A recent study in which the level of happiness of the citizens was evaluated is focused.
This study was conducted in Canada. The researchers ranked more than 1,200 communities by the subjective happiness level from the 400,000 answers of citizens. Surprisingly, the result suggests population density is negatively associated with the average of happiness level.
The Washington Post: People who live in small towns and rural areas are happier than everyone else, researchers say
Thus, citizens living in a rural area are likely to be happier than those in an urban area.
I have seen a similar result of another study the other day. It is suspected that short commute time and the vast space for each citizen are keys to happiness.
In addition, the sense of belonging is essential to maintain the level of satisfaction for everyone. As a result, the level of happiness in the area where there are many immigrants is likely to be relatively low. It does not mean, however, immigrants cannot be happy.
Also in Japan, some people who moved from Tokyo to a rural area say that they become happy.

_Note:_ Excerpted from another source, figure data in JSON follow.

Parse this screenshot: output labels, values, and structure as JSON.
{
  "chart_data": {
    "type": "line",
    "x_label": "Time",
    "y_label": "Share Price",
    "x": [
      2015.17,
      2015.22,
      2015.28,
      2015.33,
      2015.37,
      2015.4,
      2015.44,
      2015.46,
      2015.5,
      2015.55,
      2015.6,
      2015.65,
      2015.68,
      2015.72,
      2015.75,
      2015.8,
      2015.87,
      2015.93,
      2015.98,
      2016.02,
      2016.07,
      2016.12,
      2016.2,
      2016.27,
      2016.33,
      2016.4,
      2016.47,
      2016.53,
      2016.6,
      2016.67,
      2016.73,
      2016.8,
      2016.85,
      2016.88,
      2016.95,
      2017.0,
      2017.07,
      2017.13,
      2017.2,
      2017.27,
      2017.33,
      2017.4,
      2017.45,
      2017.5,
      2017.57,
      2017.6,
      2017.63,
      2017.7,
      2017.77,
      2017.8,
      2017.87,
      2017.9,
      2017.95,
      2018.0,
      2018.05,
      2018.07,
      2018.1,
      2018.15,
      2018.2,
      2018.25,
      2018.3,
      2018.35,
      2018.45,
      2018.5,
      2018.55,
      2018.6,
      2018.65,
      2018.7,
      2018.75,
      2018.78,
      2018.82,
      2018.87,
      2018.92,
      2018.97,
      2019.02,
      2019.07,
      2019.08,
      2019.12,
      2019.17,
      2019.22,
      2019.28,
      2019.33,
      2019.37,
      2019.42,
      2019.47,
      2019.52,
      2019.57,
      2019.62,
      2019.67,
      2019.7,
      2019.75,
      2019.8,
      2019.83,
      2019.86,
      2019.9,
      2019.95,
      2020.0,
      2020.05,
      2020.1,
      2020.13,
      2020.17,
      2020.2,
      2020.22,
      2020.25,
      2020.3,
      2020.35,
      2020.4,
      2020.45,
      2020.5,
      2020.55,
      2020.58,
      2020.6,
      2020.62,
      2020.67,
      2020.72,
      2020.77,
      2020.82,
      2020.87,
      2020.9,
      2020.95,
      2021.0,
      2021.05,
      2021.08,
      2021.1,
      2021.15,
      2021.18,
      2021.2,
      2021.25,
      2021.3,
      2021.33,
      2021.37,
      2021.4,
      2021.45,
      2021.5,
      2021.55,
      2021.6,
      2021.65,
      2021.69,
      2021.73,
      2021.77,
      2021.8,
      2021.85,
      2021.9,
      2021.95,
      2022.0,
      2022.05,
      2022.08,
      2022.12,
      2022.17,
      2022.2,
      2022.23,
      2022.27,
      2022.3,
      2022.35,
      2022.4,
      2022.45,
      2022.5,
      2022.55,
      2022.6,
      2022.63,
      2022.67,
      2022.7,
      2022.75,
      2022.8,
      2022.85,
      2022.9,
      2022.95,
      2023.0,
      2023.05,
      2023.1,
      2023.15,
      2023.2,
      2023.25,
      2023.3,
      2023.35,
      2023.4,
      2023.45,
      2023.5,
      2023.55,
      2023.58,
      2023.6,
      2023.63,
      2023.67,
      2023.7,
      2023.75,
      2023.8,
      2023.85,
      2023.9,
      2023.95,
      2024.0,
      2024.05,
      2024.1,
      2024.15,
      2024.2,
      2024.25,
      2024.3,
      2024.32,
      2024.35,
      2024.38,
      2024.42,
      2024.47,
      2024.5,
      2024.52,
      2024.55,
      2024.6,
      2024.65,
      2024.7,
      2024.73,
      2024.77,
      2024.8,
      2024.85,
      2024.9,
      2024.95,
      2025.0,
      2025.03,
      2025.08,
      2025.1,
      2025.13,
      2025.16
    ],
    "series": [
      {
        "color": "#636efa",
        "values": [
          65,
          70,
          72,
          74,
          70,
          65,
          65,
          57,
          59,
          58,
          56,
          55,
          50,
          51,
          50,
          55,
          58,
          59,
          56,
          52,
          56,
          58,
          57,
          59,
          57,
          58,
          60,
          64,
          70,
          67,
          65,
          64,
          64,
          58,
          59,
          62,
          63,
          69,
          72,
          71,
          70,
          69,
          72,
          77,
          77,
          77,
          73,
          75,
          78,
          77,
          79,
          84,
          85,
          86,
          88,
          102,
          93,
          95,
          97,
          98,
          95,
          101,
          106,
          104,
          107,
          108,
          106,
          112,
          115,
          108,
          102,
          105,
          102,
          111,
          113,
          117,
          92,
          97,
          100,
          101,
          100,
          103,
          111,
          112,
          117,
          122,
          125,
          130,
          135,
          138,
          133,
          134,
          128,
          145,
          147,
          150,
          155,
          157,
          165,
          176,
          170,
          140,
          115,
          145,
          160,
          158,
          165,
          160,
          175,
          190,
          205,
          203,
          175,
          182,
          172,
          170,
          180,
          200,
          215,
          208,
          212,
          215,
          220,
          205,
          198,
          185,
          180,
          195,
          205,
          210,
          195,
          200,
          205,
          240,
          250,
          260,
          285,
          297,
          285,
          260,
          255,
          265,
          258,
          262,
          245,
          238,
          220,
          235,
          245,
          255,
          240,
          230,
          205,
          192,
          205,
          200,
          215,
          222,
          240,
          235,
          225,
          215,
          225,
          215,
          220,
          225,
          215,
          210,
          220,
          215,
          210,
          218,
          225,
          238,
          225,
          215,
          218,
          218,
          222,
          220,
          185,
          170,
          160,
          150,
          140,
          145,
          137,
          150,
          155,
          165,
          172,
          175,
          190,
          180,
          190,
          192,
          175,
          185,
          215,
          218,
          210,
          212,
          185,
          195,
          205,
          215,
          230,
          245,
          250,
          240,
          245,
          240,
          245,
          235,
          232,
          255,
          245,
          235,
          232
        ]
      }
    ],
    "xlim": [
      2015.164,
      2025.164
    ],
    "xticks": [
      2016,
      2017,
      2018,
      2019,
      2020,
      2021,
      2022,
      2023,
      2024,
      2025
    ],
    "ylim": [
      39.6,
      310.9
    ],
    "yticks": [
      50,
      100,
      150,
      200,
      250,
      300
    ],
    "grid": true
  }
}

Actually, the life in Tokyo is very convenient and stimulative, but exhausting and costly.
Of course, this result cannot be easily generalized. Happiness is a subjective, and relative sense. If you meet a person who looks happier than you, you may feel unhappy. The happiness level of Butanians was decreased after they get touch with Western culture.
On the other hand, you feel happy when you expect tomorrow will be better than today. In this sense, citizens in a developing country may feel happier than those in a developed country, even though their life is tougher.